Iraq has been reported to be mulling the idea of raising its oil production capacity to 6 million bpd over the next five years, but no more than that because of constraints weighing on the industry’s expansion.
Quoting Iraqi deputy prime minister, Mr. Ali Allawi, Energy Intelligence, said yesterday Iraq believes that six million bpd was a more realistic target for production capacity expansion.

“I don’t think we’ll be expanding our capacity beyond … another 1 million b/d within five years,” his deputy, Allawi, said.

Iraq is OPEC’s second-largest producer, but it is reported to be struggling to boost production in line with the OPEC+ production expansion agreement that the extended cartel agreed in 2021 after demand began to recover shortly after Covid relaxed.

OPEC’s latest Monthly Oil Market Report recorded Iraq with about 4.4million bpd in May, down from 4.426million bpd in April. The report showed that Iraq’s May average production rate was also lower than the country’s production rate for the last quarter of 2021.

Energy Intelligence noted that before the pandemic lowered demand and prompted OPEC and its partners to cut production severely, Iraq was pumping some 4.5 million bpd.

Despite political troubles and doubts about the future of investments in Iraq’s oil, the country’s oil minister, Mr. Ihsan Abdul Jabbar Ismail, has the ambition to see production capacity at as much as 8 million barrels daily by 2027, the report said.

Meanwhile, Big Oil is leaving Iraq, which is one of the reasons for the uncertainty of its oil industry growth’s future. The super majors are the most influential publicly-traded oil and natural gas producers, including BP, Chevron, Eni, ExxonMobil, Shell, and TotalEnergies.
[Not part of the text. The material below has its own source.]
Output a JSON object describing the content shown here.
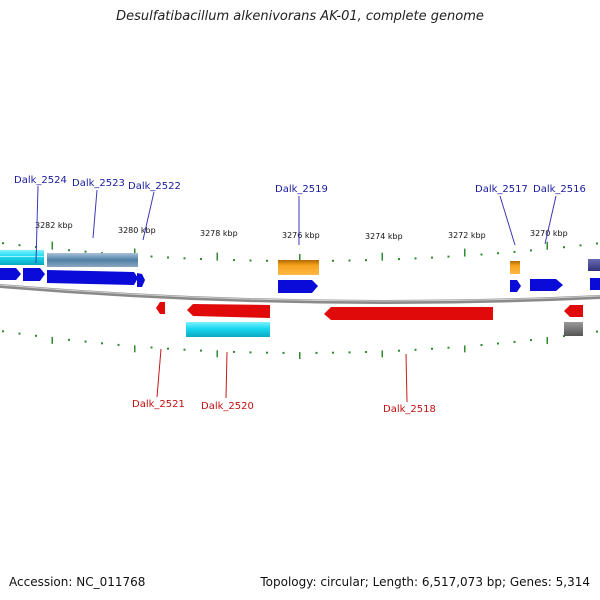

Earlier this week, the news broke that state-owned Basrah Oil Company will buy Exxon’s stake in the West Qurna 1 oil field as the supermajor seeks to exit Iraq.

Meanwhile, Iraq is also reportedly expanding into LNG amid growing global demand. Just this week, the country announced the first shipment of liquefied gas from the port of Umm Qasr.

Plans are to also export compressed and semi-cooled liquefied gas.